Interaction Design Institute Ivrea (also known as Interaction Ivrea or IDII) was a private educational institution offering a two-year graduate program in the field of Interaction Design, operating in the town of Ivrea in Northern Italy between 2001 and 2006.

The institute was based in the former Olivetti Study and Research Centre, sometimes referred to as Casa Blu, designed by Eduardo Vittorio in 1955 and restored by Sottsass Associati. Students lived in the complex's Western Residential Unit, colloquially known as Talponia.

==History==
The Interaction Design Institute Ivrea Association was founded on 16 June 2000 by Telecom Italia and Olivetti, with its headquarters in Ivrea, with the first class of students arriving in 2001. The founding director of the school was Gillian Crampton Smith until 2005. The school's mission was described in Blueprint as:
"Ivrea will explore business in addition to design and technology.

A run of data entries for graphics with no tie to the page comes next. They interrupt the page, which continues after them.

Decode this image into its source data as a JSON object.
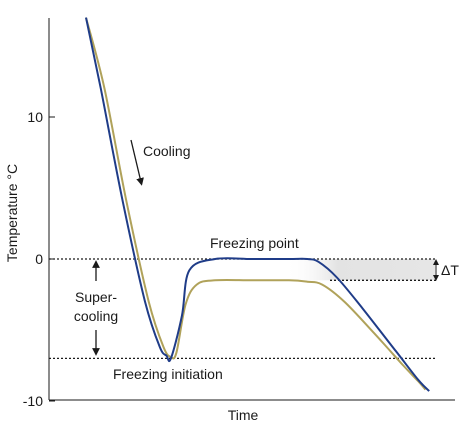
{
  "chart_data": {
    "type": "line",
    "title": "",
    "xlabel": "Time",
    "ylabel": "Temperature °C",
    "ylim": [
      -10,
      17
    ],
    "yticks": [
      10,
      0,
      -10
    ],
    "xticks": [],
    "grid": false,
    "legend": "none",
    "series": [
      {
        "color": "#1f3c88",
        "x": [
          0.0,
          0.04,
          0.1,
          0.16,
          0.2,
          0.218,
          0.23,
          0.26,
          0.28,
          0.35,
          0.45,
          0.55,
          0.6,
          0.63,
          0.68,
          0.75,
          0.84,
          0.9,
          0.93
        ],
        "y": [
          17,
          12,
          4,
          -3,
          -6.2,
          -6.8,
          -7.0,
          -4,
          -0.8,
          0,
          0,
          0,
          0,
          -0.2,
          -1.3,
          -3.5,
          -6.5,
          -8.5,
          -9.3
        ]
      },
      {
        "color": "#b0a25a",
        "x": [
          0.0,
          0.05,
          0.11,
          0.17,
          0.21,
          0.23,
          0.245,
          0.27,
          0.3,
          0.35,
          0.45,
          0.55,
          0.6,
          0.64,
          0.7,
          0.78,
          0.86,
          0.9,
          0.92
        ],
        "y": [
          17,
          12,
          4,
          -3,
          -6.2,
          -6.9,
          -6.6,
          -3.2,
          -1.8,
          -1.5,
          -1.5,
          -1.5,
          -1.6,
          -1.8,
          -3.0,
          -5.2,
          -7.5,
          -8.6,
          -9.2
        ]
      }
    ],
    "reference_lines": [
      {
        "y": 0,
        "style": "dotted"
      },
      {
        "y": -7,
        "style": "dotted"
      }
    ],
    "annotations": {
      "cooling": "Cooling",
      "freezing_point": "Freezing point",
      "supercooling_line1": "Super-",
      "supercooling_line2": "cooling",
      "freezing_initiation": "Freezing initiation",
      "delta_t": "ΔT"
    },
    "shaded_band": {
      "y_top": 0,
      "y_bottom": -1.5,
      "color": "#dcdcdc"
    }
  }
}
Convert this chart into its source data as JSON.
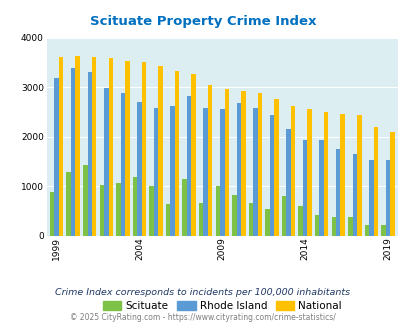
{
  "title": "Scituate Property Crime Index",
  "years": [
    1999,
    2000,
    2001,
    2002,
    2003,
    2004,
    2005,
    2006,
    2007,
    2008,
    2009,
    2010,
    2011,
    2012,
    2013,
    2014,
    2015,
    2016,
    2017,
    2018,
    2019
  ],
  "scituate": [
    880,
    1300,
    1440,
    1030,
    1060,
    1200,
    1010,
    650,
    1150,
    660,
    1000,
    820,
    670,
    540,
    800,
    610,
    430,
    380,
    380,
    220,
    230
  ],
  "rhode_island": [
    3190,
    3390,
    3310,
    2990,
    2880,
    2710,
    2590,
    2630,
    2830,
    2580,
    2560,
    2680,
    2590,
    2450,
    2160,
    1940,
    1940,
    1750,
    1660,
    1540,
    1540
  ],
  "national": [
    3610,
    3640,
    3610,
    3600,
    3530,
    3520,
    3440,
    3340,
    3270,
    3050,
    2960,
    2920,
    2880,
    2760,
    2620,
    2570,
    2500,
    2470,
    2450,
    2200,
    2100
  ],
  "scituate_color": "#7dc247",
  "ri_color": "#5b9bd5",
  "national_color": "#ffc000",
  "bg_color": "#ddeef3",
  "title_color": "#0070c0",
  "subtitle_color": "#1f3864",
  "footer_color": "#7f7f7f",
  "subtitle": "Crime Index corresponds to incidents per 100,000 inhabitants",
  "footer": "© 2025 CityRating.com - https://www.cityrating.com/crime-statistics/",
  "ylim": [
    0,
    4000
  ],
  "yticks": [
    0,
    1000,
    2000,
    3000,
    4000
  ],
  "bar_width": 0.27,
  "xtick_years": [
    1999,
    2004,
    2009,
    2014,
    2019
  ]
}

Crampton Smith believes that today there is an 'art' in imagining new business models, and is also aware that, partly because of their broad education, design graduates often move into strategic roles in companies and need to be equipped to learn for themselves."

Among the academic advisors of Interaction Ivrea were leading practitioners and theorists like John Maeda, Ranjit Makkuni, Joy Mountford, John Thackara, Bill Verplank, Nathan Shedroff, Bill Moggridge (co-founder of IDEO) and David Liddle (co-founder of Interval Research).

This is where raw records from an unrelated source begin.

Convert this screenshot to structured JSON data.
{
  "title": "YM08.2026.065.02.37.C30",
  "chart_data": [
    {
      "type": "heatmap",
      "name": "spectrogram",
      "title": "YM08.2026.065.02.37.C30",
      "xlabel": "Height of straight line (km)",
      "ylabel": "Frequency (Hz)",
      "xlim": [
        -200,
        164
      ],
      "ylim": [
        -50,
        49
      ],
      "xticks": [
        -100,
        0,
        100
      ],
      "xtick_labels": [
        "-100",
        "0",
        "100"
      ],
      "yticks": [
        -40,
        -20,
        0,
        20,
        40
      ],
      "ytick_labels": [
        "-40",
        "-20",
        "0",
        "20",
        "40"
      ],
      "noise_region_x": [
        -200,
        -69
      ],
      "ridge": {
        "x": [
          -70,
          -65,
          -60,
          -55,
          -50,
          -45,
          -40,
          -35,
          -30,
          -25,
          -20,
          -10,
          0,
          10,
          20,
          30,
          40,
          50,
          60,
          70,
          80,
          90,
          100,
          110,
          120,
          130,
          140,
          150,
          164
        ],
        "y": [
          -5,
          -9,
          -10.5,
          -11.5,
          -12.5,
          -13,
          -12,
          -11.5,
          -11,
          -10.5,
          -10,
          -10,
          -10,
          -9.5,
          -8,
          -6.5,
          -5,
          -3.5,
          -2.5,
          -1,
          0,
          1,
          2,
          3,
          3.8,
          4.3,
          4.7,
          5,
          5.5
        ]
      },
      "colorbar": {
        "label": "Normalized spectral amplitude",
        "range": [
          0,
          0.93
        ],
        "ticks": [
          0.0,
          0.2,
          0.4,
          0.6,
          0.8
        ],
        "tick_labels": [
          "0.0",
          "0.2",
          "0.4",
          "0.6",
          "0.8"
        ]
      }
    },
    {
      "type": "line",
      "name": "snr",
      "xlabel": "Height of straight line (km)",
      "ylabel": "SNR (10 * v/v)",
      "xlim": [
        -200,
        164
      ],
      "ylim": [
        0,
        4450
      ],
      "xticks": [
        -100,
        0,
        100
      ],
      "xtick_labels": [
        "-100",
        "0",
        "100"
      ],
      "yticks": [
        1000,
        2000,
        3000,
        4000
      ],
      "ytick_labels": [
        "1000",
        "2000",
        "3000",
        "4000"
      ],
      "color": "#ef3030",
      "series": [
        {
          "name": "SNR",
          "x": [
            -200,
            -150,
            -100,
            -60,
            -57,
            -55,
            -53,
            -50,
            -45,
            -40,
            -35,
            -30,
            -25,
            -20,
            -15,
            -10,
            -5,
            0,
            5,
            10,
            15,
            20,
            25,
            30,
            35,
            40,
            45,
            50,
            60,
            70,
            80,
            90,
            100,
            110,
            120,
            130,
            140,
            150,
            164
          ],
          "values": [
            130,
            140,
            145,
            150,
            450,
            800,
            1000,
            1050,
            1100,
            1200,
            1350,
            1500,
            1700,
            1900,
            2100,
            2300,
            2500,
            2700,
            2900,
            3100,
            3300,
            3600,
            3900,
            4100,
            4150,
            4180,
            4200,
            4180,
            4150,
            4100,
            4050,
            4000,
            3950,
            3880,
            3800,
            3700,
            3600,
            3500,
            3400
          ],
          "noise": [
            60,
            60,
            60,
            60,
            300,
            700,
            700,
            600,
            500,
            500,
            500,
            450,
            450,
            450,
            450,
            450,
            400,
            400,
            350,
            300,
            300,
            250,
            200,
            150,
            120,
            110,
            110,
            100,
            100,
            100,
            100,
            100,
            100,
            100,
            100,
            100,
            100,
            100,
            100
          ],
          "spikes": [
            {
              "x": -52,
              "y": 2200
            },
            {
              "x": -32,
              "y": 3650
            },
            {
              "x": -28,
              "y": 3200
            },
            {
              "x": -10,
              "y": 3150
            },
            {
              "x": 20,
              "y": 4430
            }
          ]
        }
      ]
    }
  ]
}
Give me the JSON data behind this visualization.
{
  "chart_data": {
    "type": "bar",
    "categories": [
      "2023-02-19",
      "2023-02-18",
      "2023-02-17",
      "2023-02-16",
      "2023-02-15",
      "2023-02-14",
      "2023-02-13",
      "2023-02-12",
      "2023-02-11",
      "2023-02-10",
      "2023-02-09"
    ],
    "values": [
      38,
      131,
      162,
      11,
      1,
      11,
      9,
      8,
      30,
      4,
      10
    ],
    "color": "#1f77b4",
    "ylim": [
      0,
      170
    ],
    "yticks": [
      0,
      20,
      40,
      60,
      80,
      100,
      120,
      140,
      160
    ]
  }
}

While the institute also did a measure of outside consulting work and hosted visiting researchers, its main activity was the Interaction Design Master course, a 2-year unaccredited course which graduated 56 students.

== Closure ==
The school operated between 2001 and 2006 after its initial 5-year endowment from Telecom Italia ended and was not renewed. Gillian Crampton-Smith resigned as Director a result of the announcement, and Neil Churcher and Heather Martin became co-directors during the final academic year when the institute was moved to Milan to be in the same building as Domus Academy, another Telecom Italia investment. The curriculum was subsequently merged with Domus's Interaction Design course and IDII's operation ceased in 2007. Its exhibition design unit (E1) was spun off to form an independent company, Interaction Design Lab, currently operating in Milan. The original program website was archived.

== Legacy ==
Despite its brief lifespan and limited overall number of students and researchers, the institute had an outsize impact on the field of interaction design.

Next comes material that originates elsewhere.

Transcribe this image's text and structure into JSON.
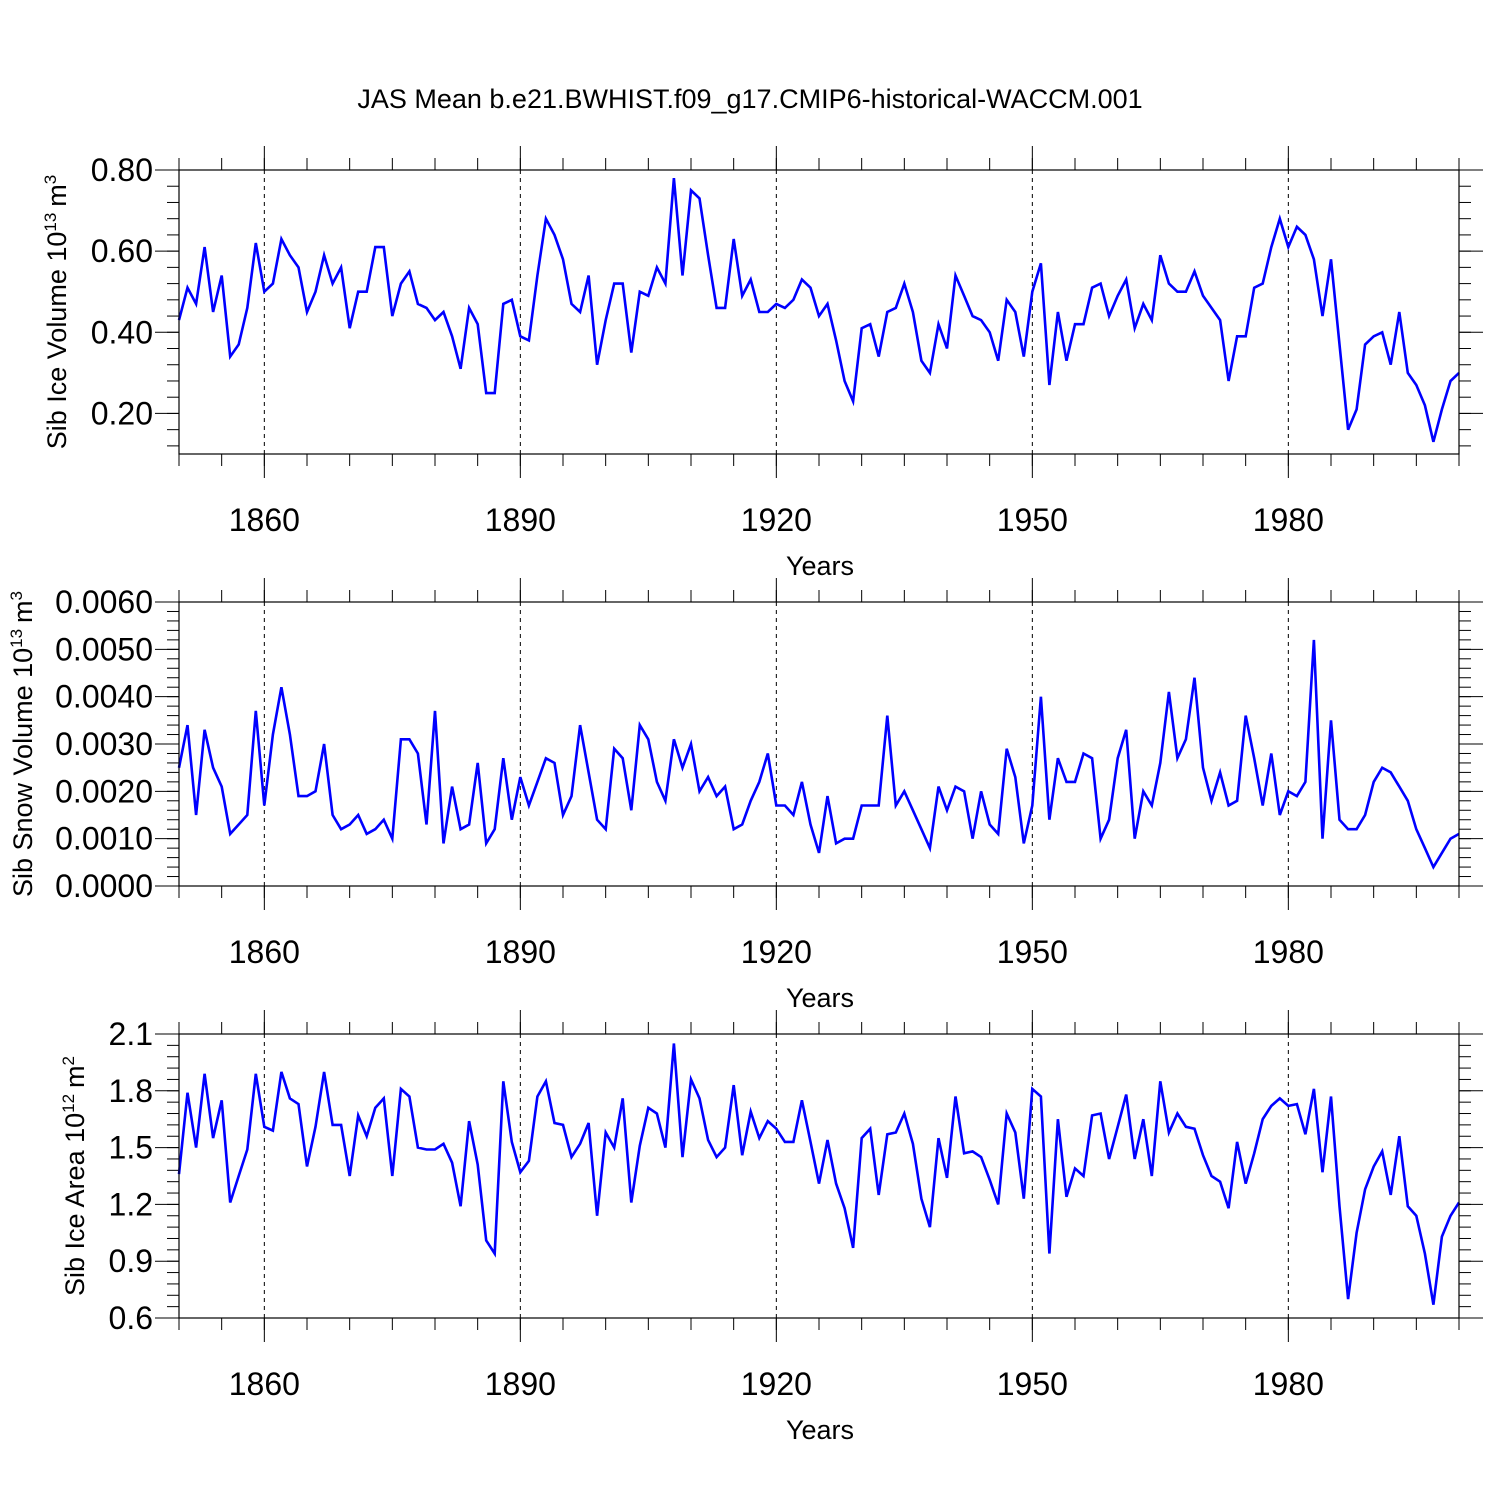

The institute was the birthplace of products like the electronics prototyping boards Wiring and Arduino, the graphics software prototyping environment Processing (started at the MIT Media Lab), the CICCIO inflatable environment, and the connected product Good Night Lamp, which is included in the permanent collection of the London Design Museum. Interaction Ivrea student work was exhibited at the Victoria and Albert museum in London and at Salone del Mobile in Milan. Publications include the Interaction Design Primer design manual. It was also part of the Convivio Network of Excellence European research project.

Alumni and ex-faculty have worked in places like Apple, Microsoft, Spotify, IDEO, IBM, and frog design, or continued to teach in institutions like NABA, Domus Academy, Università Iuav di Venezia, Hasso Plattner Institute of Design at Stanford, the Delft University of Technology, the Centro Metropolitano de Diseño of the City of Buenos Aires, and the University of Applied Sciences Potsdam.

In 2007, former members of the Ivrea staff and leadership founded the Copenhagen Institute of Interaction Design, with a structure and curriculum based on that of IDII. The program is headed by Simona Maschi, who had been among the original faculty at Ivrea, and many of the early faculty at CIID were teachers or students at Ivrea, including Gillian Crampton Smith and Bill Verplank, who sit on the board. Originally based in Denmark and with a location in Costa Rica, since 2024 CIID has been headquartered in Bergamo, about 150km east of the town of Ivrea.